Mini-batch training of SVI models


#1

Are the two ways of training SVI models equivalent?

The first one, as is used in pyro tutorial:

# mini-batch logic defined in the model function with pyro.plate
svi = pyro.infer.SVI(model, guide, optim, loss = pyro.infer.Trace_ELBO())
for i in range(num_iters):
    svi.step(X, y)

The second one, which is more common in pytorch:

from torch.utils.data import TensorDataset, DataLoader
dataset = TensorDataset(X, y)
loader  = DataLoader(dataset, batch_size = batch_size, shuffle = True)
# No mini-batch logic in model
svi     = pyro.infer.SVI(model, guide, optim, loss = pyro.infer.Trace_ELBO())
for epoch in range(num_epoch):
    for bx, by in loader:
        svi.step(bx, by)


#2

how you implement the in-model version?


#3

Like this:

def model(X, y):
    num_x  = X.shape[0]
    priors = dict()
    for n, p in nn.named_parameters(): # nn: an nn.Module neural network
        priors[n] = pyro.distributions.Normal(loc = torch.zeros_like(p), scale = torch.ones_like(p)).to_event(1)

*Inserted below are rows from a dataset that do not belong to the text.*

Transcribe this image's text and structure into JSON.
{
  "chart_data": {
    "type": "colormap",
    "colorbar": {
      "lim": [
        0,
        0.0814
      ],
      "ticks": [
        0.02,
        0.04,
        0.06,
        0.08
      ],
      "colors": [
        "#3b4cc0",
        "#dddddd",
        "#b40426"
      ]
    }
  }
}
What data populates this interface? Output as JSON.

    lifted_module    = pyro.random_module("module", nn, priors)
    lifted_reg_model = lifted_module()
    with pyro.plate("map", len(X), subsample_size = min(num_x, batch_size)) as ind:
        pred = lifted_reg_model(X[ind]).squeeze(-1)
        pyro.sample("obs", pyro.distributions.Normal(pred, 1e-2), obs = y[ind])

#4

From my view, subsample_size is finally used to scale your likelihood scores, i.e., your final elbo value will be the one * len(X) / subsample_size. If this is not right, please correct me.

Though this might be a kind of stochastic optimization, but it needs you load all your samples at your memory. I guess when you use GPU, you might even need load all the samples into GPU? If that is true, it will cost too much memory in GPU.

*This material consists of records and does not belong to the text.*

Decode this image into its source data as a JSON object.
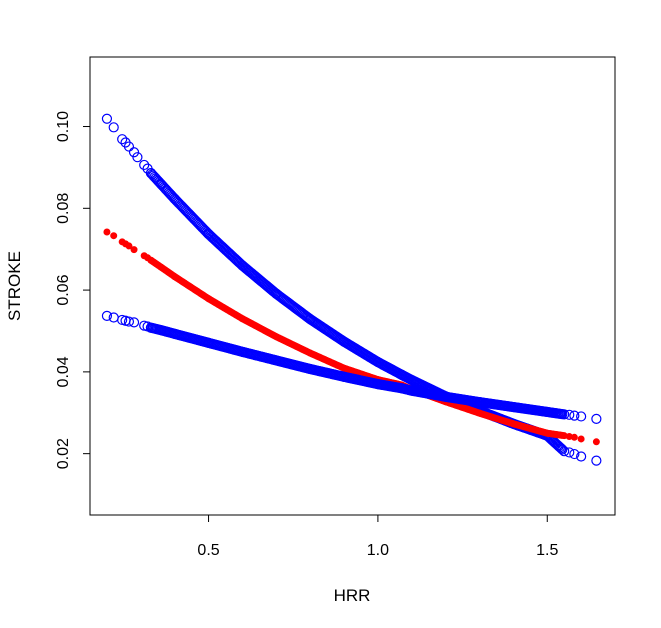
{
  "chart_data": {
    "type": "scatter",
    "title": "",
    "xlabel": "HRR",
    "ylabel": "STROKE",
    "xlim": [
      0.15,
      1.7
    ],
    "ylim": [
      0.005,
      0.117
    ],
    "x_ticks": [
      0.5,
      1.0,
      1.5
    ],
    "x_tick_labels": [
      "0.5",
      "1.0",
      "1.5"
    ],
    "y_ticks": [
      0.02,
      0.04,
      0.06,
      0.08,
      0.1
    ],
    "y_tick_labels": [
      "0.02",
      "0.04",
      "0.06",
      "0.08",
      "0.10"
    ],
    "grid": false,
    "legend": "none",
    "colors": {
      "upper": "#0000ff",
      "estimate": "#ff0000",
      "lower": "#0000ff"
    },
    "series": [
      {
        "marker": "open-circle",
        "color": "#0000ff",
        "x": [
          0.2,
          0.22,
          0.245,
          0.255,
          0.265,
          0.28,
          0.29,
          0.31,
          0.32,
          0.33,
          0.36,
          0.4,
          0.5,
          0.6,
          0.7,
          0.8,
          0.9,
          1.0,
          1.07,
          1.1,
          1.2,
          1.3,
          1.4,
          1.5,
          1.55,
          1.565,
          1.58,
          1.6,
          1.645
        ],
        "y": [
          0.1019,
          0.0998,
          0.0969,
          0.0961,
          0.0951,
          0.0937,
          0.0925,
          0.0906,
          0.0897,
          0.0886,
          0.0859,
          0.0823,
          0.0737,
          0.066,
          0.0591,
          0.0529,
          0.0474,
          0.0424,
          0.0393,
          0.038,
          0.034,
          0.0305,
          0.0273,
          0.0244,
          0.0206,
          0.0203,
          0.0199,
          0.0193,
          0.0183
        ]
      },
      {
        "marker": "filled-circle",
        "color": "#ff0000",
        "x": [
          0.2,
          0.22,
          0.245,
          0.255,
          0.265,
          0.28,
          0.31,
          0.32,
          0.33,
          0.36,
          0.4,
          0.5,
          0.6,
          0.7,
          0.8,
          0.9,
          1.0,
          1.07,
          1.1,
          1.2,
          1.3,
          1.4,
          1.5,
          1.55,
          1.565,
          1.58,
          1.6,
          1.645
        ],
        "y": [
          0.0742,
          0.0733,
          0.0718,
          0.0713,
          0.0708,
          0.0699,
          0.0684,
          0.0679,
          0.0673,
          0.0656,
          0.0633,
          0.0579,
          0.053,
          0.0486,
          0.0446,
          0.0409,
          0.0381,
          0.0368,
          0.0357,
          0.0327,
          0.0299,
          0.0273,
          0.025,
          0.0244,
          0.0242,
          0.024,
          0.0236,
          0.0229
        ]
      },
      {
        "marker": "open-circle",
        "color": "#0000ff",
        "x": [
          0.2,
          0.22,
          0.245,
          0.255,
          0.265,
          0.28,
          0.31,
          0.32,
          0.33,
          0.36,
          0.4,
          0.5,
          0.6,
          0.7,
          0.8,
          0.9,
          1.0,
          1.07,
          1.1,
          1.2,
          1.3,
          1.4,
          1.5,
          1.55,
          1.565,
          1.58,
          1.6,
          1.645
        ],
        "y": [
          0.0537,
          0.0533,
          0.0527,
          0.0525,
          0.0523,
          0.0521,
          0.0513,
          0.0511,
          0.0508,
          0.0502,
          0.0493,
          0.0471,
          0.0449,
          0.0428,
          0.0407,
          0.0388,
          0.037,
          0.036,
          0.0354,
          0.0339,
          0.0326,
          0.0314,
          0.0302,
          0.0296,
          0.0295,
          0.0293,
          0.0291,
          0.0285
        ]
      }
    ]
  }
}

On the other hand, If you use the stochastic optimization in pytorch way, I think, you can reduce your memory in GPU, you only need load partial samples into GPU at one iteration. Also, the model will not scale the elbo score since it only sees the data you feed.

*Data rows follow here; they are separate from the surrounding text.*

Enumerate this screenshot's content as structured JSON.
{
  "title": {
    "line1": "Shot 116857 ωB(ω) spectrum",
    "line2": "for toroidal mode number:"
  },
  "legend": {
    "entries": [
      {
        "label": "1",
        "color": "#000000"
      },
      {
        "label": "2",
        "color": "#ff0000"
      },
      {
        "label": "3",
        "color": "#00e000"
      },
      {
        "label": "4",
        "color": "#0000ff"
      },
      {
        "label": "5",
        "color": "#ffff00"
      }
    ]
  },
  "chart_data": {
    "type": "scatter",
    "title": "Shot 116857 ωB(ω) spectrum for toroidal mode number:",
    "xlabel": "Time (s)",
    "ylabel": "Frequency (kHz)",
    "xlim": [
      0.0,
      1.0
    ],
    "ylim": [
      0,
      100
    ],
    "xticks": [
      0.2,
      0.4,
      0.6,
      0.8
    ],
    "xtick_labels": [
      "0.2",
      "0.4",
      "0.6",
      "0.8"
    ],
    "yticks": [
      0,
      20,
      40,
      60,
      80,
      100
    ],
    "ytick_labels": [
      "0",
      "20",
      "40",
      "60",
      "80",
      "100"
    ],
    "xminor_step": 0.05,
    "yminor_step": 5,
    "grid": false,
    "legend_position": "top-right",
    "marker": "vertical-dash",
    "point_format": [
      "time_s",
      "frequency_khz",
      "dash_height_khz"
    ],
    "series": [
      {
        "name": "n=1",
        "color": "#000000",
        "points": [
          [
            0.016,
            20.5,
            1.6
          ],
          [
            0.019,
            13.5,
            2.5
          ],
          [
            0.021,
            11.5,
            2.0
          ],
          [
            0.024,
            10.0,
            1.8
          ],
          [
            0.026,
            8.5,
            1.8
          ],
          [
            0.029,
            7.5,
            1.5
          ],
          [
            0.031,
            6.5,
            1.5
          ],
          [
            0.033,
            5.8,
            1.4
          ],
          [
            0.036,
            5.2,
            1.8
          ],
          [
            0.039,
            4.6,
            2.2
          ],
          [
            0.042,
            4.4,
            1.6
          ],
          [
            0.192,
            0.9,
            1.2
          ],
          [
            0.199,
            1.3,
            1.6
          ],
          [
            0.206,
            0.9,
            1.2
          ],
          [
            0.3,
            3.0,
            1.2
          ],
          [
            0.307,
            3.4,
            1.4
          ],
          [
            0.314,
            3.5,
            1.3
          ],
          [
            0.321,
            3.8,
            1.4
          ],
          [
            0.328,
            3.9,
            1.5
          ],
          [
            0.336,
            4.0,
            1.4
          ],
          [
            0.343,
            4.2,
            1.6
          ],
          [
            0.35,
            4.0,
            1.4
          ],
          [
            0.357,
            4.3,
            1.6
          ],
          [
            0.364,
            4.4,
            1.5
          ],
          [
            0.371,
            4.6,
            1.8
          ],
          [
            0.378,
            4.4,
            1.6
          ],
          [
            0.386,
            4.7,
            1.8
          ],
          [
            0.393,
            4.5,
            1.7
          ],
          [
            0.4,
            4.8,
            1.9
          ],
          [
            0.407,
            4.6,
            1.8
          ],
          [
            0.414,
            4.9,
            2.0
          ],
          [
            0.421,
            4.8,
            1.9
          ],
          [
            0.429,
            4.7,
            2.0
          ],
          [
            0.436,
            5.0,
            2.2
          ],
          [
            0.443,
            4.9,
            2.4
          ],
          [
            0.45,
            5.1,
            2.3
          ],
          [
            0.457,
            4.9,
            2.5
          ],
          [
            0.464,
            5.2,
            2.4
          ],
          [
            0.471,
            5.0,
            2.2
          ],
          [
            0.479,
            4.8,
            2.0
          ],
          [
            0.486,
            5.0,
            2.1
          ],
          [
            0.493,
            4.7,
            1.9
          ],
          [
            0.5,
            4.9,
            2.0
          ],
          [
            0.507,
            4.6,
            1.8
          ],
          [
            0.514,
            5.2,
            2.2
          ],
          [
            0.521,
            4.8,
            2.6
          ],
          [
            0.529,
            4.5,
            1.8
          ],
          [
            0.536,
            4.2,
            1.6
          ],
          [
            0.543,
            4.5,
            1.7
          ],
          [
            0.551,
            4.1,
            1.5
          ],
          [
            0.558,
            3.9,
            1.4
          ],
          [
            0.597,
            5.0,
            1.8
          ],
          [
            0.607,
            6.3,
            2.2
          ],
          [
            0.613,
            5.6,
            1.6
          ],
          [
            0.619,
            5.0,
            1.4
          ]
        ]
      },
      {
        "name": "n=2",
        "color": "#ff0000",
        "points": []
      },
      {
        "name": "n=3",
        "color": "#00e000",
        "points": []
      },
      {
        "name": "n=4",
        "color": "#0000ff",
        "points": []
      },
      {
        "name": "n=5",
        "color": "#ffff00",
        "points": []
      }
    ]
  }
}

The above is my understanding, and hope someone can correct me.


#5

the subsample_size kwarg in plate scales the likelihood terms in your elbo accordingly. if you want to minibatch manually you can use poutine.scale.


#6

In the Variational Autoencoder tutorial, the training code is like this:


def train(svi, train_loader, use_cuda=False):
    # initialize loss accumulator
    epoch_loss = 0.
    # do a training epoch over each mini-batch x returned
    # by the data loader
    for x, _ in train_loader:
        # if on GPU put mini-batch into CUDA memory
        if use_cuda:
            x = x.cuda()
        # do ELBO gradient and accumulate loss
        epoch_loss += svi.step(x)

    # return epoch loss
    normalizer_train = len(train_loader.dataset)
    total_epoch_loss_train = epoch_loss / normalizer_train
    return total_epoch_loss_train

It seems that manual mini-batch is used through the train_loader, why is there no scaling of the likelihood term?


#7

this is a special case since there are only local random variables in the model. the subsampling scale factor scales all the variables by the same amount, so it is dropped. in a model where you have a mix of both global and local variables, you would need to scale the “local” likelihood (eq 10)